Migrants et police française s’affrontent sur une plage du nord de la France

Migrants et police française s’affrontent sur une plage du nord de la France

Des images filmées sur une plage du nord de la France montrent une confrontation entre des policiers français et un groupe de personnes qui tentaient de traverser la Manche vers le Royaume-Uni à bord d’un canot pneumatique. On voit des hommes équipés de gilets de sauvetage lancer des objets en direction des forces de l’ordre pour les empêcher d’approcher leur embarcation. Les policiers ont alors utilisé du spray Pava, un gaz irritant similaire au gaz poivré, avant de crever le canot avec un couteau.

Ces images sont apparues au moment où le gouvernement français annonçait avoir empêché 185 tentatives de traversée en petit bateau au cours des trois mois qui ont suivi la signature d’un accord avec le Royaume-Uni, dont la valeur s’élève à 660 millions de livres sterling. Une tentative de traversée est définie comme le fait d’intercepter un départ, de saisir du matériel comme des bateaux, des moteurs ou des gilets de sauvetage, ou encore d’arrêter des passeurs.

Depuis la signature de cet accord en avril, des unités de police supplémentaires patrouillent sur les plages françaises, notamment une brigade anti-émeute de cinquante personnes. Des opérations d’interception ont lieu à la fois sur les plages et en mer. Depuis mars, douze embarcations dites « taxi-boats » ont été stoppées avant qu’elles ne remontent la côte pour récupérer davantage de migrants. Des moyens supplémentaires ont aussi été déployés pour saisir bateaux et moteurs avant toute utilisation dans la Manche.

Face à cette pression policière accrue, les réseaux de passeurs semblent avoir changé de méthode : ils entassent désormais un plus grand nombre de personnes dans une seule embarcation. Ce mois-ci, un record a été battu avec 230 personnes transportées dans un même bateau. Les ministres insistent sur le fait que le nombre de traversées réussies est en baisse. Au total, 15 897 migrants ont traversé la Manche depuis le début de l’année, ce qui représente une diminution de 43 % par rapport à la même période l’année dernière, et une baisse de 18 % par rapport au même moment en 2024.

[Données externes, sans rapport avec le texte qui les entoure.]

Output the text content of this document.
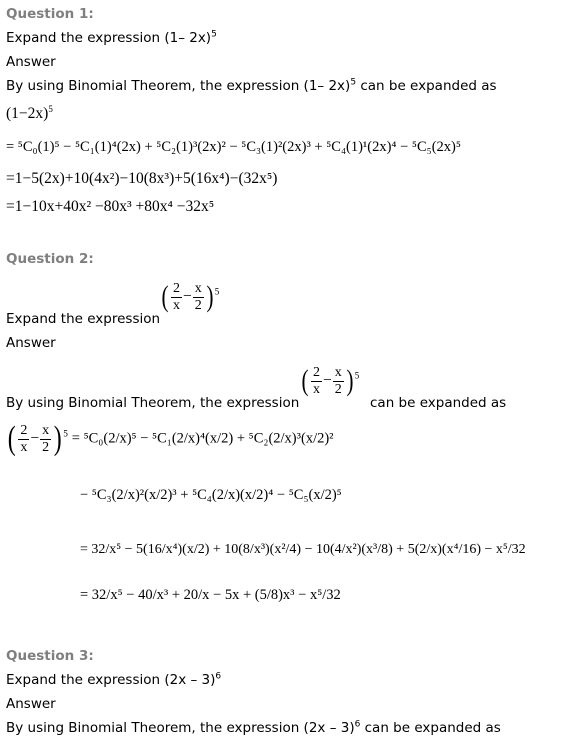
Question 1:
Expand the expression (1– 2x)$^5$
Answer
By using Binomial Theorem, the expression (1– 2x)$^5$ can be expanded as
$(1-2x)^5$
= ⁵C₀(1)⁵ − ⁵C₁(1)⁴(2x) + ⁵C₂(1)³(2x)² − ⁵C₃(1)²(2x)³ + ⁵C₄(1)¹(2x)⁴ − ⁵C₅(2x)⁵
=1−5(2x)+10(4x²)−10(8x³)+5(16x⁴)−(32x⁵)
=1−10x+40x² −80x³ +80x⁴ −32x⁵
Question 2:
Expand the expression
( $\frac{2}{x} - \frac{x}{2}$ ) $^5$
Answer
By using Binomial Theorem, the expression
( $\frac{2}{x} - \frac{x}{2}$ ) $^5$
can be expanded as
( $\frac{2}{x} - \frac{x}{2}$ ) $^5$ = ⁵C₀(2/x)⁵ − ⁵C₁(2/x)⁴(x/2) + ⁵C₂(2/x)³(x/2)²
− ⁵C₃(2/x)²(x/2)³ + ⁵C₄(2/x)(x/2)⁴ − ⁵C₅(x/2)⁵
= 32/x⁵ − 5(16/x⁴)(x/2) + 10(8/x³)(x²/4) − 10(4/x²)(x³/8) + 5(2/x)(x⁴/16) − x⁵/32
= 32/x⁵ − 40/x³ + 20/x − 5x + (5/8)x³ − x⁵/32
Question 3:
Expand the expression (2x – 3)$^6$
Answer
By using Binomial Theorem, the expression (2x – 3)$^6$ can be expanded as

Des associations humanitaires alertent cependant sur les risques que font peser ces opérations policières sur la vie des demandeurs d’asile. L’association Utopia 56 a recueilli il y a trois semaines des preuves montrant que des policiers anti-émeute avaient tiré 35 cartouches de gaz CS près de Dunkerque sur des migrants qui tentaient d’atteindre un canot. L’association a déclaré à ce moment-là que la pression policière sur les plages mettait davantage de personnes en danger, et que cette situation durait depuis un certain temps.

Le parti Reform UK a proposé de mobiliser la Royal Navy pour intercepter les embarcations et reconduire les personnes en France ou en Belgique, en présentant ce projet comme une réponse humanitaire. La France a rejeté cette idée, estimant qu’elle constituerait une violation de la souveraineté française ainsi qu’une violation du droit maritime et du droit international.

La ministre britannique de l’Intérieur, Shabana Mahmood, a affirmé que l’accord franco-britannique produisait déjà des résultats concrets en bloquant les traversées et en démantelant les réseaux criminels. Depuis les élections, plus de 47 000 tentatives de traversée en petit bateau auraient été empêchées grâce à ce travail commun.